The director said he wanted to show the Valley through the lives of ordinary people who have been suffering for long but are still rooting for "change".

"We wanted to focus on the human angle of it, where all Kashmiris have suffered and are still suffering. But it was very important for us to showcase a story of friendship in the community. It is definitely a possibility because my best friend Sunayana is also a Kashmiri Pandit," he said.

"We have different views because our experiences are different and we understand that. There are a lot of common things -- how we see tragedy, loss of language in Kashmir, loss of culture in Kashmir, and, of course, the bloodbath Being uprooted for me is one of the biggest things," Kachroo, who is based in Boston and also wrote the dialogue for The Good News , added in a phone interview. As Renzu sees it, there are many different points of views in Kashmir. All kinds of stories must be told but telling them through a human perspective is also important, he said.

“Whatever has happened in the past, and also the recent film that has been released We haven't seen the film. The whole debate and the politics of it, we are definitely not interested in it. We just want to bring people together," he said in an apparent reference to "The Kashmir Files".

The Vivek Agnihotri film, based on the exodus of Kashmiri Pandits from the Valley in the 90s, has found box office success but also faced criticism in some quarters for its problematic and divisive portrayal.

According to Renzu, the need of the hour is stories that highlight atrocities and at the same time bring people together.

"A film should definitely showcase what's happening, the sufferings from all sides, but also somehow tie them together."

Renzu and Kachroo, who have been friends and collaborators for over a decade and previously worked on films "Half Widow" and "Illegal", say their equation is proof that people from the region are willing to work together and understand each other's differences.

"In this effort to make everyone the same, we have become resistant and we can't be with people who have different political views, religious views or different views on life... But that's something Danish and I understand,” said Kachroo.

The writer said her experience of being uprooted and seeing her family go through the loss and its aftermath has instilled a "cultural identity crisis" in her. Renzu's understanding of that emotion, she said, makes the process of working with him fruitful.

Which is why she immediately came on board as co-producer and dialogue writer when Renzu proposed the idea of the film.

"As an artist and human being, when we are now going through this pandemic and this is 30 years of conversation, at least in reference to minorities and Pandits, you as a human being feel when will this end, when will there be some resolution? It's very intertwined and complicated,” Kachroo said, asserting that art has a lot of power.

"The Good News" was shot in two days during December last year. Renzu, who shuffles between Los Angeles and Srinagar, shot the film with the local crew in Kashmir.

The experience, he said, made him hopeful that one day the world will have "good news" from Kashmir as people want change.

"I've worked with so many local Kashmiris and they all hope for a better future.
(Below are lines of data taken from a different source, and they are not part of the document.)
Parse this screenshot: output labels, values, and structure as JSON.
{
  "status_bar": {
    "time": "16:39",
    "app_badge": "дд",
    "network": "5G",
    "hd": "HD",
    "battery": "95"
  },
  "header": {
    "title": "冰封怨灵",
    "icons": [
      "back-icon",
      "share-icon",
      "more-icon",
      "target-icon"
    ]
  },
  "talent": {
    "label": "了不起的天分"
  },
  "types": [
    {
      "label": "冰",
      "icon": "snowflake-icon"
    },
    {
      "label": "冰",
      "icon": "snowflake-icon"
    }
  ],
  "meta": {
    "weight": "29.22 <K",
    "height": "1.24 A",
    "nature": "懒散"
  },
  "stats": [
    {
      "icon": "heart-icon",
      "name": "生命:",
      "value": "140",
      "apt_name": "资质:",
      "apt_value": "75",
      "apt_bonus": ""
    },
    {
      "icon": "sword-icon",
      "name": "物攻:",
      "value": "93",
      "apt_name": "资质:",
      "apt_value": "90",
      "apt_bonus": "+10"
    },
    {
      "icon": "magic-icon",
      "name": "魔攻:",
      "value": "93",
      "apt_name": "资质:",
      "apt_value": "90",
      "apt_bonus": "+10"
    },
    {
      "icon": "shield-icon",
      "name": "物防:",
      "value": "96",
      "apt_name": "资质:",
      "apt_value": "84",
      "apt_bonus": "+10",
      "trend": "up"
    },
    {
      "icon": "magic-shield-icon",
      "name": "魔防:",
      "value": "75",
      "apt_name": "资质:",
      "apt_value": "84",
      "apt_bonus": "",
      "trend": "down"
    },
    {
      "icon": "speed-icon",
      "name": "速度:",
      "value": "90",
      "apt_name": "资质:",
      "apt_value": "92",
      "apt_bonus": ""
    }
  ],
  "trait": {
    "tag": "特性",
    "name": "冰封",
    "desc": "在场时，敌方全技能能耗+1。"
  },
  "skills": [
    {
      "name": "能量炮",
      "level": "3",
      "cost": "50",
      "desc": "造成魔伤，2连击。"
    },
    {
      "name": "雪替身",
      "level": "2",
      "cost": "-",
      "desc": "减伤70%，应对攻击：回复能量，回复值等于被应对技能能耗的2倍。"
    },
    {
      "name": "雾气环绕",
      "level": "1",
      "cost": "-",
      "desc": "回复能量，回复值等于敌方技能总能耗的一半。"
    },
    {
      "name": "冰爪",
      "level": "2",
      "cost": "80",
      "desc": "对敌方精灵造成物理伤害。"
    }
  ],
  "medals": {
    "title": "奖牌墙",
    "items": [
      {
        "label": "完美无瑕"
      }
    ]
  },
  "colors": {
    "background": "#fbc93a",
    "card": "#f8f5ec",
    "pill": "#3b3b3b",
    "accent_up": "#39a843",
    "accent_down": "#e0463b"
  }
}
No one wants to get stuck in curfew. They all just want to work and bring about a change. So generalising is a problem. Of course, Pandits were targeted, which is totally atrocious, and not justifiable. But the other side is also affected by it."

As someone who considers herself to be an "eternal optimist", Kachroo is aware that people might consider "The Good News" an unrealistic film. But she still clings to hopes for justice and change. "I have decided to be a part of the discourse that seeks justice. Justice, to me, is the first step towards healing." "The Good News", the first part of Renzu's proposed Kashmir trilogy, features actors Salonie Patel and Gauri Batra in lead roles. The short film is produced by Naveen Kumar Arora and co-produced by Renzu, Kachroo and Batra.